It sounds like some medieval curse that the Wizard Wobegone called down upon the elves of Myrtle, in response to their kidnapping of the Princess Petrushka, but this is in fact how the IMF described the current global economic and financial market situation.
IMF Managing Director Kristalina Georgieva said the global economy faces its biggest test since WW2.
The war in Ukraine has compounded the Covid 19 pandemic – “a crisis upon a crisis” – devasting lives, dragging down growth and pushing up prices. The IMF is also concerned that all of this is happening at a time of tightening financial conditions and increased financial market volatility.
And the IMF feel our ability to respond to these calamities is hampered by what it labels “geoeconomic fragmentation”. By this, they effectively mean the rollback of the freeing up of flows of capital, goods, services and people which in the past three decades have transformed the world. This globalisation boosted productivity and living standards, tripled the size of the global economy, and lifted 1.3 billion people out of extreme poverty.
But now we run the risk of slipping into a world of higher tariffs, outright trade bans and less effective supply chains. The Fund believe that trade uncertainty alone reduced global GDP by 1% in 2019. Since the start of the war, around 30 countries have restricted trade in food energy and other key commodities.

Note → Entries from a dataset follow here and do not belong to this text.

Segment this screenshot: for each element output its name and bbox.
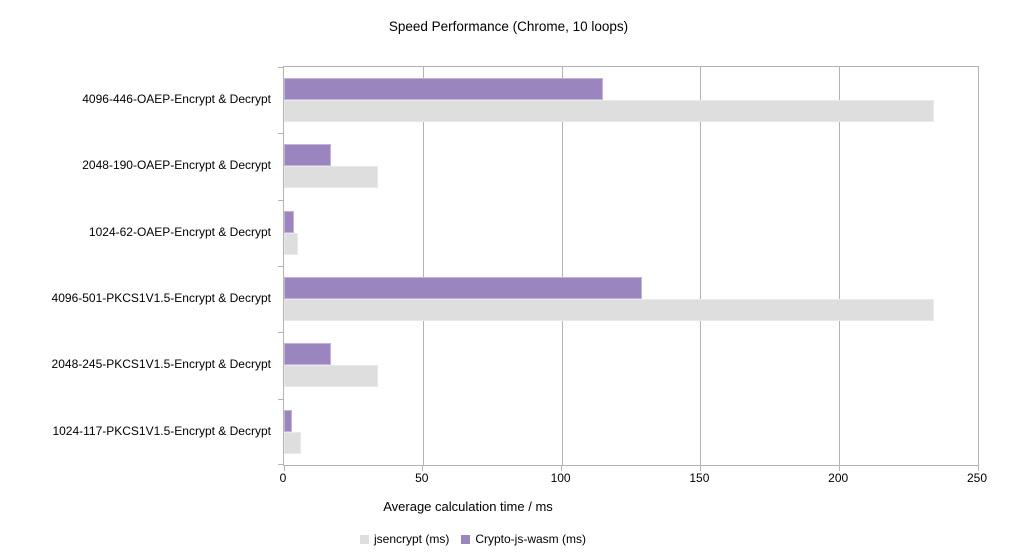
x-axis-tick-200	[838, 465, 840, 471]
y-axis-tick	[278, 200, 284, 201]
chart-title: Speed Performance (Chrome, 10 loops)	[388, 19, 629, 34]
category-label: 2048-245-PKCS1V1.5-Encrypt & Decrypt	[51, 357, 271, 372]
category-label: 4096-501-PKCS1V1.5-Encrypt & Decrypt	[51, 291, 271, 306]
category-label: 4096-446-OAEP-Encrypt & Decrypt	[82, 92, 271, 107]
legend-swatch-icon	[461, 534, 471, 544]
y-axis-tick	[278, 67, 284, 68]
category-label: 2048-190-OAEP-Encrypt & Decrypt	[82, 158, 271, 173]
x-axis-tick-label: 200	[828, 471, 849, 485]
bar-group-3	[284, 200, 978, 266]
x-axis-tick-150	[699, 465, 701, 471]
bar-crypto-js-wasm-ms	[284, 277, 643, 300]
bar-jsencrypt-ms	[284, 166, 379, 189]
bar-group-1	[284, 67, 978, 133]
plot-area	[278, 66, 979, 471]
gridline-200	[839, 67, 841, 465]
category-axis-labels: 4096-446-OAEP-Encrypt & Decrypt 2048-190-…	[0, 66, 277, 464]
bar-jsencrypt-ms	[284, 365, 379, 388]
bar-crypto-js-wasm-ms	[284, 343, 332, 366]
y-axis-tick	[278, 399, 284, 400]
legend-label: Crypto-js-wasm (ms)	[475, 532, 587, 546]
bar-group-4	[284, 266, 978, 332]
x-axis-tick-label: 150	[689, 471, 710, 485]
category-label: 1024-117-PKCS1V1.5-Encrypt & Decrypt	[52, 423, 271, 438]
legend-item: Crypto-js-wasm (ms)	[461, 532, 586, 546]
x-axis-tick-100	[561, 465, 563, 471]
bar-group-2	[284, 133, 978, 199]
bar-jsencrypt-ms	[284, 100, 934, 123]
legend-item: jsencrypt (ms)	[359, 532, 450, 546]
bar-group-5	[284, 332, 978, 398]
x-axis-tick-label: 100	[550, 471, 571, 485]
y-axis-tick	[278, 266, 284, 267]
y-axis-tick	[278, 332, 284, 333]
gridline-100	[561, 67, 563, 465]
x-axis-tick-label: 0	[279, 471, 287, 485]
bar-jsencrypt-ms	[284, 232, 298, 255]
gridline-50	[422, 67, 424, 465]
bar-crypto-js-wasm-ms	[284, 144, 332, 167]
x-axis-tick-label: 50	[415, 471, 429, 485]
bar-crypto-js-wasm-ms	[284, 210, 294, 233]
x-axis-title: Average calculation time / ms	[383, 499, 553, 514]
value-axis-labels: 0 50 100 150 200 250	[279, 471, 987, 487]
bar-group-6	[284, 399, 978, 465]
bar-jsencrypt-ms	[284, 299, 934, 322]
x-axis-tick-250	[977, 465, 979, 471]
legend-swatch-icon	[359, 534, 369, 544]
bar-jsencrypt-ms	[284, 431, 301, 454]
x-axis-tick-0	[283, 465, 285, 471]
x-axis-tick-label: 250	[966, 471, 988, 485]
legend: jsencrypt (ms) Crypto-js-wasm (ms)	[359, 532, 586, 546]
category-label: 1024-62-OAEP-Encrypt & Decrypt	[88, 224, 271, 239]
bar-crypto-js-wasm-ms	[284, 409, 293, 432]
gridline-150	[700, 67, 702, 465]
x-axis-tick-50	[422, 465, 424, 471]
y-axis-tick	[278, 133, 284, 134]
bar-crypto-js-wasm-ms	[284, 78, 604, 101]
legend-label: jsencrypt (ms)	[373, 532, 450, 546]
y-axis-tick	[278, 464, 284, 465]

The message from the IMF is to strengthen trade and to strengthen trust.
This is hard to see in the current environment and it points to a worse outcome that what consensus thinking is today. Currently the IMF are forecasting sub 4% growth for 2022 and 2023, which if we got them, I think would be more than acceptable. Given their newly expressed concerns, I could see those forecasts being revised and the prospect of recession looming larger.

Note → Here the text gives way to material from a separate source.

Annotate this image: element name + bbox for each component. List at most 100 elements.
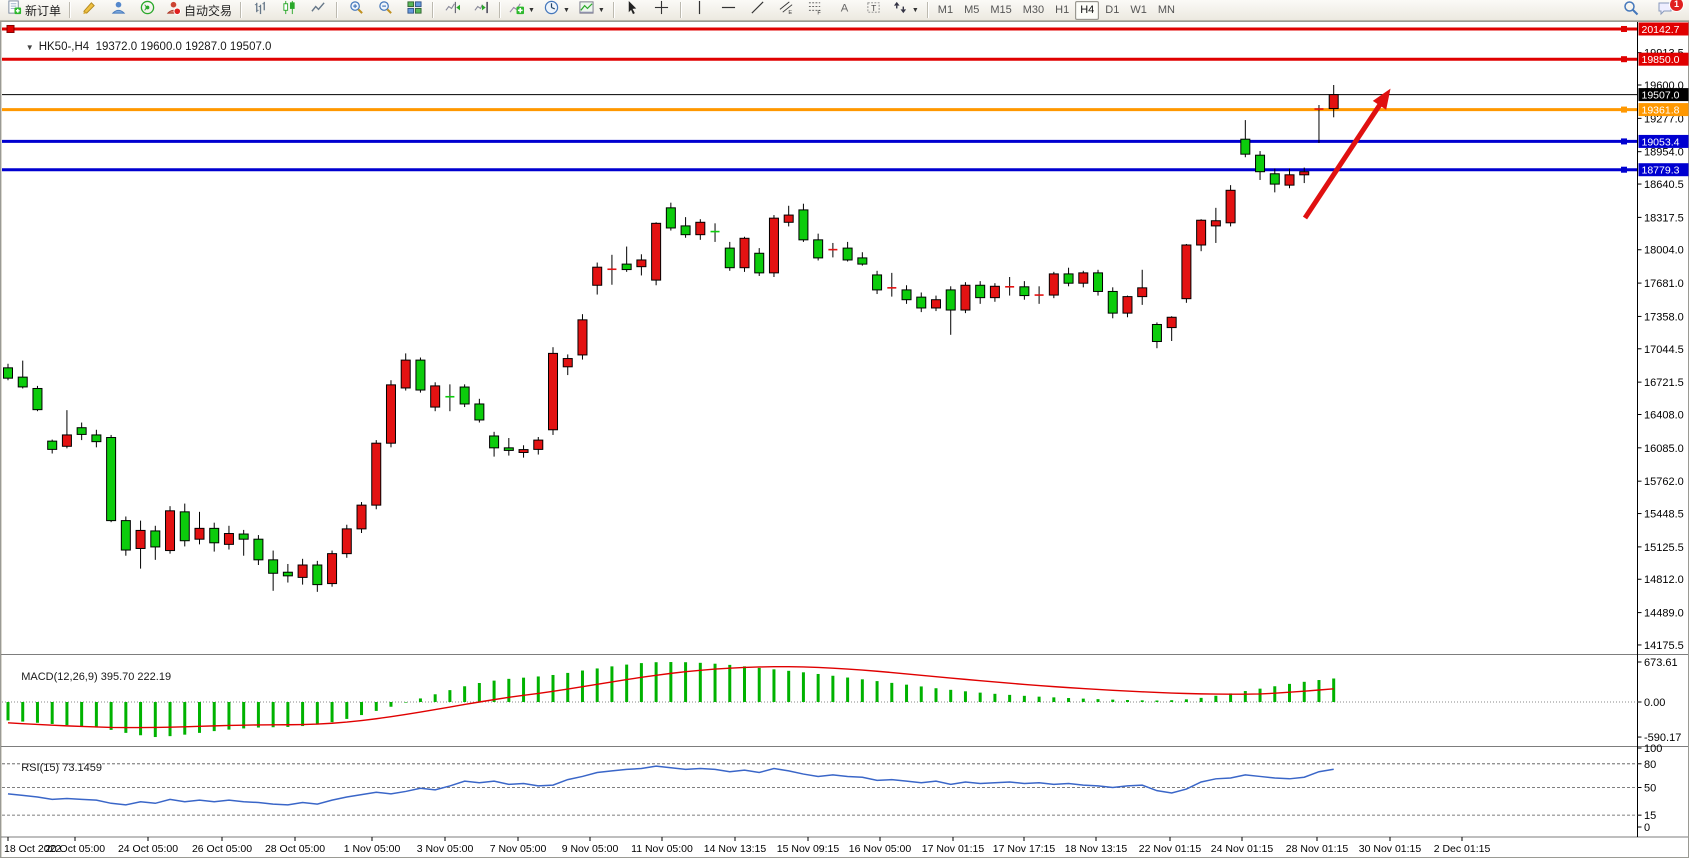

The mood music in economic and market commentary has clearly shifted since the war began and many at Davos for example spoke about the risk of a global recession. In financial markets, while the talk in the first third of the year was more about inflation, there has been a clear shift to worrying about growth.
Several factors have driven this. Surging prices for energy and soft commodities could knock several percentage points off growth forecasts. Central Banks, notably the US Federal Reserve now seem to be in a catch up mode with much more aggressive hiking of rates, at times invoking the memory and spirit of Paul Volcker in the 1980’s, where US economic growth was choked off to solve the then inflation problem.
While there are some tentative signs that inflation may have peaked – core inflation in the US has been more or less unchanged in the past three months. The question will be how sticky it is to come down to allow Central Banks relax.
Those in the recession camp have also been boosted by signs from the US bond market, namely a fleeting inversion, that recession is on the way. Global economic activity is slowing and all forecasts are being revised lower.
What could push us into a recession?
Certainly in Europe double digit inflation, were it continue at length, would erode consumer confidence and divert resources from economic activity – and we have yet to see the full impact of food shortages were the war in Ukraine to continue.
Central bank policy would be another concern. There have been 60 individual rate hikes in the past three months by the world’s major central banks and some fear that in the race to ensure they are not “behind the curve”, overly aggressive action could impair growth.
Finally there is always the risk that we simply talk ourselves into a recession if we put spending plans on hold, hold off on big ticket items or businesses cut back on investment.
The IMF is right to stress the importance of improving trade and trust.